Closing my eyes, I fought with my thick, unruly (did I mention frizzy?) hair, forcing it back into the spray of the shower. I began to ponder what exactly I would say to my parents about the baby squirrels when they were discovered, which would be anytime later today after my brother Dylan returned home from a sleepover at his friend’s house. Dylan was three years younger than me, and staying true to the reputation that younger brothers have with their older sisters, he was an absolute pain in the ass. At the ripe old age of twelve, Dylan had two passions in life: #1 playing practical jokes, and #2 getting into my business and ratting me out to our parents. I was going to have to think of a really good bribe to keep Dylan from opening his mouth about my furry little refugees, once he became aware of their presence.

After rinsing away the shampoo from my eyes, I opened them and reached down for the soap. To my horror, I discovered murky brown suds of soapy water surrounding my feet. A jolt of fear and disgust ripped through my chest. I couldn’t possibly be that dirty, could I? It was then that I noticed the brown water cascading from the shower head.

Oh my god! I shrieked, frantically twisting at the taps, trying to turn the water off. I leapt out of the shower, nearly taking the curtain down in my hysterical attempt to escape. Then it hit me again: the aroma of fresh brewed coffee. As I surveyed the brown water that dripped from my body onto the bathmat, I slowly began to put the pieces of the puzzle together. I cautiously approached the shower head and unscrewed it from the nozzle. Just as I thought; the shower head had been filled with coffee grinds.

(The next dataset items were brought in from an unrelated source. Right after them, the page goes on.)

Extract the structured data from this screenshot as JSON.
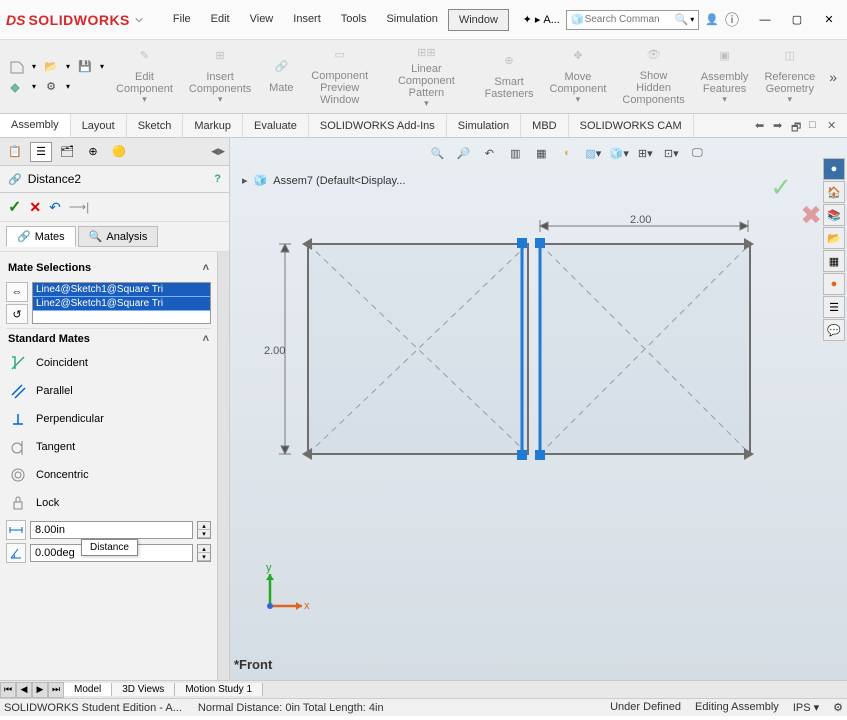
{
  "app": {
    "name": "SOLIDWORKS",
    "ds": "DS"
  },
  "menu": [
    "File",
    "Edit",
    "View",
    "Insert",
    "Tools",
    "Simulation",
    "Window"
  ],
  "star_label": "A...",
  "search_placeholder": "Search Comman",
  "ribbon": {
    "groups": [
      {
        "label": "Edit\nComponent"
      },
      {
        "label": "Insert\nComponents"
      },
      {
        "label": "Mate"
      },
      {
        "label": "Component\nPreview\nWindow"
      },
      {
        "label": "Linear Component\nPattern"
      },
      {
        "label": "Smart\nFasteners"
      },
      {
        "label": "Move\nComponent"
      },
      {
        "label": "Show\nHidden\nComponents"
      },
      {
        "label": "Assembly\nFeatures"
      },
      {
        "label": "Reference\nGeometry"
      }
    ]
  },
  "cmd_tabs": [
    "Assembly",
    "Layout",
    "Sketch",
    "Markup",
    "Evaluate",
    "SOLIDWORKS Add-Ins",
    "Simulation",
    "MBD",
    "SOLIDWORKS CAM"
  ],
  "cmd_tab_active": 0,
  "pmgr": {
    "title": "Distance2",
    "tabs": {
      "mates": "Mates",
      "analysis": "Analysis"
    },
    "section_selections": "Mate Selections",
    "selections": [
      "Line4@Sketch1@Square Tri",
      "Line2@Sketch1@Square Tri"
    ],
    "section_standard": "Standard Mates",
    "mates": [
      "Coincident",
      "Parallel",
      "Perpendicular",
      "Tangent",
      "Concentric",
      "Lock"
    ],
    "distance_value": "8.00in",
    "angle_value": "0.00deg",
    "tooltip": "Distance"
  },
  "canvas": {
    "assem": "Assem7  (Default<Display...",
    "dim1": "2.00",
    "dim2": "2.00",
    "viewlabel": "*Front",
    "axis_x": "x",
    "axis_y": "y"
  },
  "bottom_tabs": [
    "Model",
    "3D Views",
    "Motion Study 1"
  ],
  "status": {
    "left": "SOLIDWORKS Student Edition - A...",
    "mid": "Normal Distance: 0in Total Length: 4in",
    "under": "Under Defined",
    "edit": "Editing Assembly",
    "units": "IPS"
  }
}
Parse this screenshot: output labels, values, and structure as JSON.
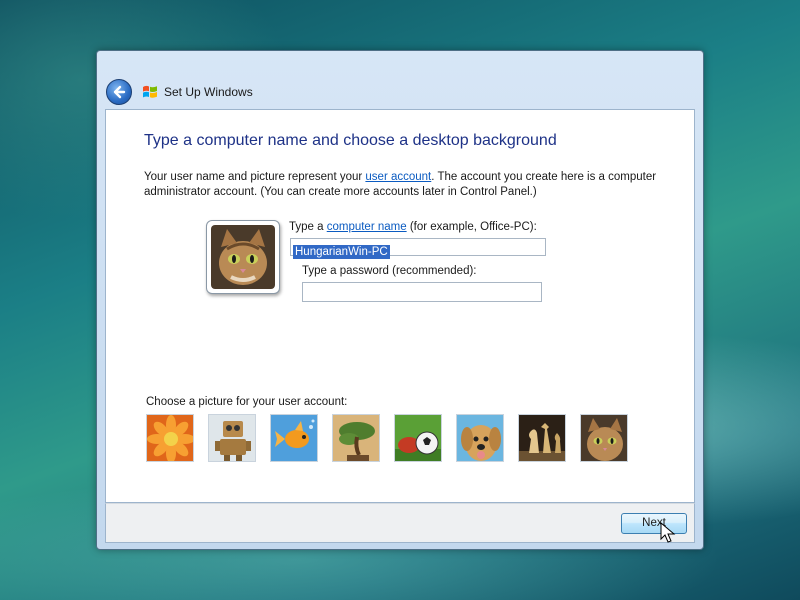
{
  "window": {
    "title": "Set Up Windows"
  },
  "content": {
    "heading": "Type a computer name and choose a desktop background",
    "intro_part1": "Your user name and picture represent your ",
    "intro_link": "user account",
    "intro_part2": ". The account you create here is a computer administrator account. (You can create more accounts later in Control Panel.)",
    "name_label_prefix": "Type a ",
    "name_label_link": "computer name",
    "name_label_suffix": " (for example, Office-PC):",
    "computer_name_value": "HungarianWin-PC",
    "password_label": "Type a password (recommended):",
    "password_value": "",
    "choose_picture_label": "Choose a picture for your user account:",
    "pictures": [
      "flower",
      "robot",
      "fish",
      "bonsai-tree",
      "soccer-ball",
      "dog",
      "chess",
      "kitten"
    ],
    "selected_picture": "kitten"
  },
  "footer": {
    "next_label": "Next"
  },
  "icons": {
    "back": "back-arrow-icon",
    "windows_logo": "windows-logo-icon",
    "cursor": "mouse-pointer-icon"
  },
  "colors": {
    "heading": "#1e3287",
    "link": "#0b5bc1",
    "selection": "#3169c6"
  }
}
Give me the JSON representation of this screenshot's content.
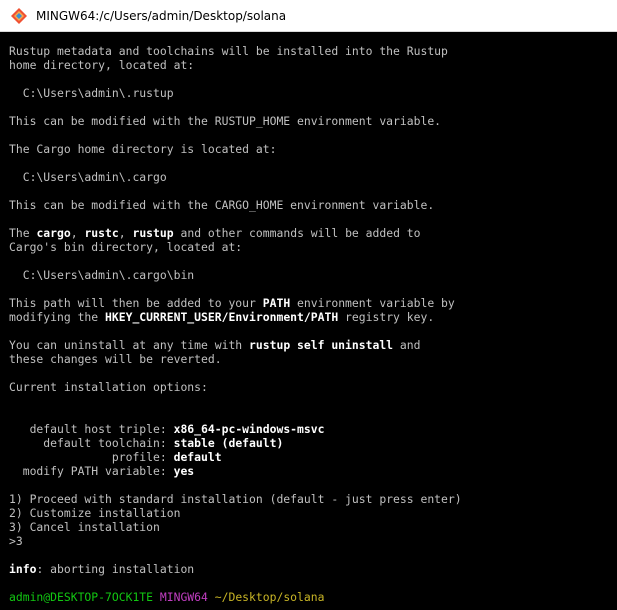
{
  "window": {
    "title": "MINGW64:/c/Users/admin/Desktop/solana",
    "icon": "git-bash-diamond-icon"
  },
  "terminal": {
    "lines": [
      [
        {
          "t": "Rustup metadata and toolchains will be installed into the Rustup"
        }
      ],
      [
        {
          "t": "home directory, located at:"
        }
      ],
      [],
      [
        {
          "t": "  C:\\Users\\admin\\.rustup"
        }
      ],
      [],
      [
        {
          "t": "This can be modified with the RUSTUP_HOME environment variable."
        }
      ],
      [],
      [
        {
          "t": "The Cargo home directory is located at:"
        }
      ],
      [],
      [
        {
          "t": "  C:\\Users\\admin\\.cargo"
        }
      ],
      [],
      [
        {
          "t": "This can be modified with the CARGO_HOME environment variable."
        }
      ],
      [],
      [
        {
          "t": "The "
        },
        {
          "t": "cargo",
          "s": "b"
        },
        {
          "t": ", "
        },
        {
          "t": "rustc",
          "s": "b"
        },
        {
          "t": ", "
        },
        {
          "t": "rustup",
          "s": "b"
        },
        {
          "t": " and other commands will be added to"
        }
      ],
      [
        {
          "t": "Cargo's bin directory, located at:"
        }
      ],
      [],
      [
        {
          "t": "  C:\\Users\\admin\\.cargo\\bin"
        }
      ],
      [],
      [
        {
          "t": "This path will then be added to your "
        },
        {
          "t": "PATH",
          "s": "b"
        },
        {
          "t": " environment variable by"
        }
      ],
      [
        {
          "t": "modifying the "
        },
        {
          "t": "HKEY_CURRENT_USER/Environment/PATH",
          "s": "b"
        },
        {
          "t": " registry key."
        }
      ],
      [],
      [
        {
          "t": "You can uninstall at any time with "
        },
        {
          "t": "rustup self uninstall",
          "s": "b"
        },
        {
          "t": " and"
        }
      ],
      [
        {
          "t": "these changes will be reverted."
        }
      ],
      [],
      [
        {
          "t": "Current installation options:"
        }
      ],
      [],
      [],
      [
        {
          "t": "   default host triple: "
        },
        {
          "t": "x86_64-pc-windows-msvc",
          "s": "b"
        }
      ],
      [
        {
          "t": "     default toolchain: "
        },
        {
          "t": "stable (default)",
          "s": "b"
        }
      ],
      [
        {
          "t": "               profile: "
        },
        {
          "t": "default",
          "s": "b"
        }
      ],
      [
        {
          "t": "  modify PATH variable: "
        },
        {
          "t": "yes",
          "s": "b"
        }
      ],
      [],
      [
        {
          "t": "1) Proceed with standard installation (default - just press enter)"
        }
      ],
      [
        {
          "t": "2) Customize installation"
        }
      ],
      [
        {
          "t": "3) Cancel installation"
        }
      ],
      [
        {
          "t": ">3"
        }
      ],
      [],
      [
        {
          "t": "info",
          "s": "b"
        },
        {
          "t": ": aborting installation"
        }
      ],
      [],
      [
        {
          "t": "admin@DESKTOP-7OCK1TE",
          "s": "p-user"
        },
        {
          "t": " "
        },
        {
          "t": "MINGW64",
          "s": "p-sys"
        },
        {
          "t": " "
        },
        {
          "t": "~/Desktop/solana",
          "s": "p-path"
        }
      ]
    ]
  },
  "colors": {
    "background": "#000000",
    "text": "#c0c0c0",
    "bold_text": "#ffffff",
    "prompt_user": "#12c712",
    "prompt_system": "#c23ec2",
    "prompt_path": "#c8b526"
  }
}
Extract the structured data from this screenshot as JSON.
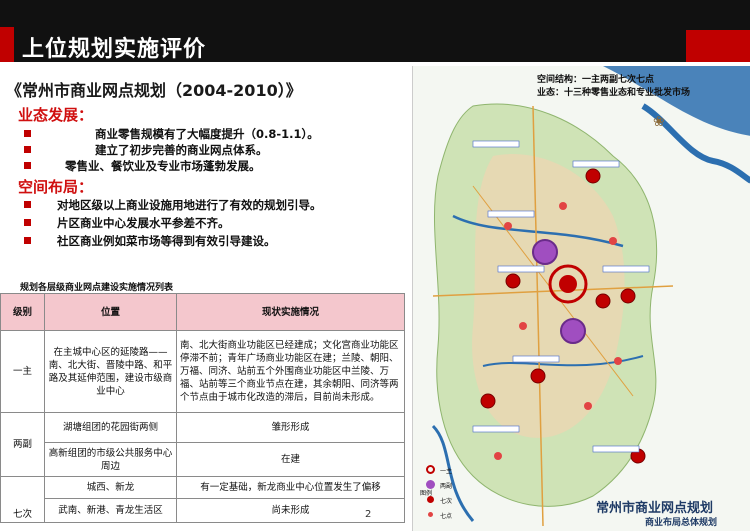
{
  "header": {
    "title": "上位规划实施评价"
  },
  "doc": {
    "main_title": "《常州市商业网点规划（2004-2010）》"
  },
  "sections": [
    {
      "heading": "业态发展：",
      "bullets": [
        "商业零售规模有了大幅度提升（0.8-1.1）。",
        "建立了初步完善的商业网点体系。",
        "零售业、餐饮业及专业市场蓬勃发展。"
      ]
    },
    {
      "heading": "空间布局：",
      "bullets": [
        "对地区级以上商业设施用地进行了有效的规划引导。",
        "片区商业中心发展水平参差不齐。",
        "社区商业例如菜市场等得到有效引导建设。"
      ]
    }
  ],
  "table": {
    "caption": "规划各层级商业网点建设实施情况列表",
    "headers": [
      "级别",
      "位置",
      "现状实施情况"
    ],
    "level_yizhu": "一主",
    "level_liangfu": "两副",
    "level_qici": "七次",
    "yizhu_location": "在主城中心区的延陵路——南、北大街、晋陵中路、和平路及其延伸范围，建设市级商业中心",
    "yizhu_status": "南、北大街商业功能区已经建成；文化宫商业功能区停滞不前；青年广场商业功能区在建；兰陵、朝阳、万福、同济、站前五个外围商业功能区中兰陵、万福、站前等三个商业节点在建，其余朝阳、同济等两个节点由于城市化改造的滞后，目前尚未形成。",
    "fu1_location": "湖塘组团的花园街两侧",
    "fu1_status": "雏形形成",
    "fu2_location": "高新组团的市级公共服务中心周边",
    "fu2_status": "在建",
    "qi1_location": "城西、新龙",
    "qi1_status": "有一定基础，新龙商业中心位置发生了偏移",
    "qi2_location": "武南、新港、青龙生活区",
    "qi2_status": "尚未形成"
  },
  "map": {
    "struct_line": "空间结构：一主两副七次七点",
    "format_line": "业态：十三种零售业态和专业批发市场",
    "plan_title": "常州市商业网点规划",
    "plan_subtitle": "商业布局总体规划",
    "legend_title": "图例",
    "legend_items": [
      "一主",
      "两副",
      "七次",
      "七点"
    ]
  },
  "page": {
    "number": "2"
  },
  "colors": {
    "header_bg": "#111111",
    "accent_red": "#c00000",
    "heading_red": "#d01010",
    "table_header": "#f4c7cd",
    "water": "#2c6fb0",
    "green": "#a9d08e"
  }
}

I dumped out the remaining mushy grinds in the garbage, turned the shower back on, and let the rest of the brown guck go down the drain before stepping back in, all the while standing stark naked and freezing on the bath mat, vowing to kill my brother, revive him, then kill him again, only slower.

After my second shower, I dressed quickly, grabbed a cinnamon-raisin bagel and bolted out the back door up to the tree house. It was a great relief to find all five babies huddled together keeping warm in their new nest.

Hey guys, I said, trying to speak softly, how we doing today?

I noticed that the pile of seeds and bowl of water lay untouched beside them. That confirmed my fear that they were too young to feed themselves.

Don’t worry, little guys, I’m gonna figure something out . . . .I’ll look after everything, I said, although I wasn’t sure who I was trying to reassure more, them or me.

I had just begun packing more straw into the squirrel nest when I heard my mother sound the horn of her car. HONNNNNK! Zoe! Let’s go!

I finished tending to the babies as quickly as I could then scrambled down the ladder of the tree house, holding my bagel between my teeth.

If there was one thing I definitely was not in the mood for this morning, it was a lecture from my mother on punctuality. She had a schedule to keep today and woe betide anyone who was not in line with it as well.

Physically, I am almost an exact replica of my mom. I had gotten my dark auburn hair and hazel eyes from her, as well as my tall, skinny body. But that is where the similarities ended.

My mother’s approach to life was that of a well-organized, neatly folded, watch me tie the perfect bow, iron the pillow cases because, yes, it does make a difference, control freak.

She worked as a local TV personality, hosting her own homemaking show on cable television. There she enlightened the domestically challenged population of Alder Springs, Ontario, pointing the way to the path of perfection via her fail-proof method of whipping up a meringue topping for your lemon pies, creating safe and chemical-free cleaners to deodorize and disinfect your home with supplies you already have in your pantry, or lecturing on the virtues of bringing starch back into your ironing.